Wednesday, September 07, 2011

New era of programs is interesting, but not viable

Desmond Howard specialized in making tremendous catches in his career at Michigan. Now, one of his most famous, a 1991 fourth-down touchdown catch from Elvis Grbac against Notre Dame, will be further immortalized. Saturday's printed game programs will be laced with a special chip that includes new audio as well as the familiar call below:

"Open the program and you'll hear three unique perspectives of the play as it happened" the program description reads.
Included is coach Gary Moeller's on-field reaction, as well as Brent Musberger and Frank Beckmann on the TV and radio broadcasts. To further commemorate the TD snag, the audio chip insert folds out into a photo of "the catch" signed by Howard.
Howard went on to win the Heisman Trophy that season and was recently inducted to the College Football Hall of Fame.
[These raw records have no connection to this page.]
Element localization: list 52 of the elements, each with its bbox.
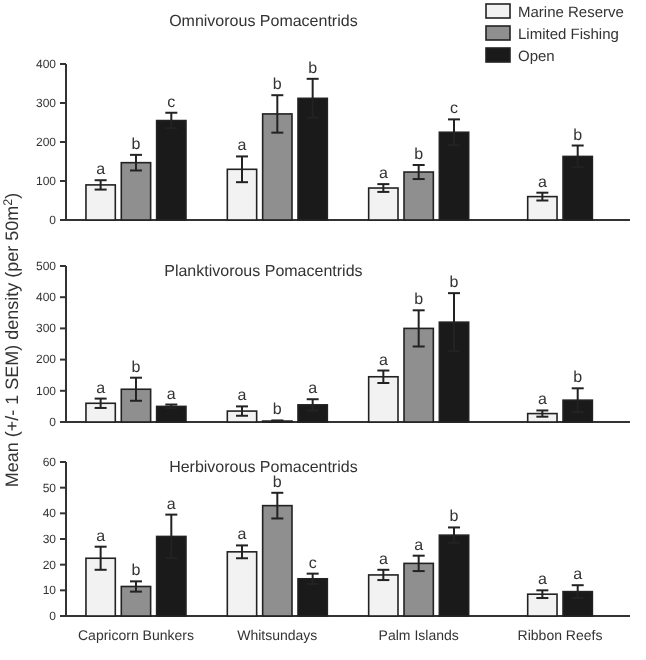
data-label: a [378,549,389,568]
data-label: b [131,357,142,376]
data-label: a [237,136,248,155]
data-label: a [537,390,548,409]
bar [297,404,329,423]
bar [367,574,399,617]
chart-title: Herbivorous Pomacentrids [169,458,358,476]
bar [226,410,258,423]
bar [367,187,399,221]
data-label: a [573,565,584,584]
bar [403,562,435,617]
data-label: a [237,525,248,544]
bar [297,577,329,617]
bar [367,375,399,423]
data-label: c [167,92,176,111]
data-label: b [573,368,584,387]
bar [155,119,187,221]
data-label: a [166,494,177,513]
data-label: a [378,350,389,369]
data-label: b [131,561,142,580]
data-label: a [537,172,548,191]
bar [155,405,187,423]
bar [403,171,435,221]
data-label: b [308,58,319,77]
data-label: a [96,160,107,179]
bar [120,161,152,221]
bar [85,184,117,221]
bar [438,534,470,617]
data-label: c [308,553,317,572]
data-label: a [537,570,548,589]
data-label: b [449,273,460,292]
chart-title: Omnivorous Pomacentrids [169,12,358,30]
data-label: b [414,145,425,164]
bar [120,585,152,617]
data-label: b [449,507,460,526]
data-label: a [414,535,425,554]
data-label: a [308,379,319,398]
data-label: b [272,75,283,94]
bar [85,402,117,423]
data-label: c [450,99,459,118]
chart-title: Planktivorous Pomacentrids [164,262,363,280]
data-label: b [272,472,283,491]
data-label: a [96,526,107,545]
data-label: b [272,400,283,419]
data-label: b [573,125,584,144]
data-label: a [96,378,107,397]
data-label: b [414,290,425,309]
data-label: a [166,384,177,403]
data-label: a [378,164,389,183]
bar [226,551,258,617]
data-label: b [131,134,142,153]
data-label: a [237,386,248,405]
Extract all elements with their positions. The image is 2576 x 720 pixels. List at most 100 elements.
He'll be honored for the accomplishment Saturday.
Fans don't have to fight the crowds at Michigan Stadium's first night game to buy the special section. The programs can also be ordered online and feature a QR code which, when scanned, will redirect smartphone users to even more audio from that day.
CNBC's Darren Rovell says 1,000 copies of the $15 commemorative programs have already been sold. The sports business guru predicts Michigan will sell out of the 15,000 stock or pre-printed keepsakes, which will revitalize the game program industry. I agree with his first assessment, but not the latter. There may be a spike in multimedia programs, but it's a matter of time before the fans' interest is gone and the commemoration market collapses.
Also, the production cost of a commemorative program with an audio chip is higher than that of traditional print, driving the cost up for the fans. Diehards will always find money for these special products, but that doesn't mean it's going to be worth the cost and effort to keep producing them.